Without characters like Boromir and corrupt cops and Phyllis Dietrickson, these classic tales would have felt philosophical only. They would have been like Plato’s allegory of the cave, which is more of a thought experiment on the nature of good and evil than an actual story. But by having the idea of evil fronted by a person of evil, each of these stories is both philosophical and literal at the same time.

In The Salt Worms I have also had a couple nebulous forces lurking in the background. For starters, giant worms are behind the story’s destruction, but we have not yet directly interacted with any of these, much like with Sauron and Lord Voldemort. My story also features a humanity that is competing with itself to survive, much as in The Grapes of Wrath.

I needed to make these unseen enemies manifest themselves physically, though, so I’ve introduced a physical antagonist in the form of Ranger Everett. This man takes all of the various forces that have tried to prevent Nathan in his quest and distills them into a clear and physical adversary, much like Boromir and the Death Eaters. He isn’t intended to obscure the deeper forces of opposition that Nathan faces, but rather to bring them into sharper focus.

I also made Nathan Prewitt something of an enemy to himself, similar to Walter Neff. Virtually all of the affliction that Nathan faces in this story is a result of his stubborn disregard for the needs of others, and his attempts to override them with his own intentions.

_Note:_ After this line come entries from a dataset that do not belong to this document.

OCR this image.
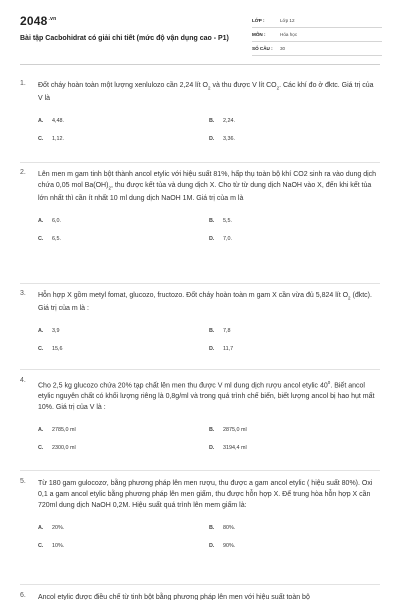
$2048^{.vn}$
Bài tập Cacbohidrat có giải chi tiết (mức độ vận dụng cao - P1)
LỚP :	Lớp 12
MÔN :	Hóa học
SỐ CÂU :	30
1. Đốt cháy hoàn toàn một lượng xenlulozo cần 2,24 lít $O_2$ và thu được V lít $CO_2$. Các khí đo ở đktc. Giá trị của V là
A. 4,48.	B. 2,24.
C. 1,12.	D. 3,36.
2. Lên men m gam tinh bột thành ancol etylic với hiệu suất 81%, hấp thụ toàn bộ khí CO2 sinh ra vào dung dịch chứa 0,05 mol $Ba(OH)_2$, thu được kết tủa và dung dịch X. Cho từ từ dung dịch NaOH vào X, đến khi kết tủa lớn nhất thì cần ít nhất 10 ml dung dịch NaOH 1M. Giá trị của m là
A. 6,0.	B. 5,5.
C. 6,5.	D. 7,0.
3. Hỗn hợp X gồm metyl fomat, glucozo, fructozo. Đốt cháy hoàn toàn m gam X cần vừa đủ 5,824 lít $O_2$ (đktc). Giá trị của m là :
A. 3,9	B. 7,8
C. 15,6	D. 11,7
4.
Cho 2,5 kg glucozo chứa 20% tạp chất lên men thu được V ml dung dịch rượu ancol etylic $40^0$. Biết ancol etylic nguyên chất có khối lượng riêng là 0,8g/ml và trong quá trình chế biến, biết lượng ancol bị hao hụt mất 10%. Giá trị của V là :
A. 2785,0 ml	B. 2875,0 ml
C. 2300,0 ml	D. 3194,4 ml
5. Từ 180 gam gulocozơ, bằng phương pháp lên men rượu, thu được a gam ancol etylic ( hiệu suất 80%). Oxi 0,1 a gam ancol etylic bằng phương pháp lên men giấm, thu được hỗn hợp X. Để trung hòa hỗn hợp X cần 720ml dung dịch NaOH 0,2M. Hiệu suất quá trình lên mem giấm là:
A. 20%.	B. 80%.
C. 10%.	D. 90%.
6. Ancol etylic được điều chế từ tinh bột bằng phương pháp lên men với hiệu suất toàn bộ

And I will continue to introduce new characters to keep Nathan’s struggle fresh, all the way until he comes face-to-face with the greater evils of giant worms and broken philosophies. Because, after all, that is the entire purpose of the smaller antagonists in these stories. They are there simply to keep driving the hero forward, pushing them on until they can finally face the larger, existential threats waiting at the climax of the story.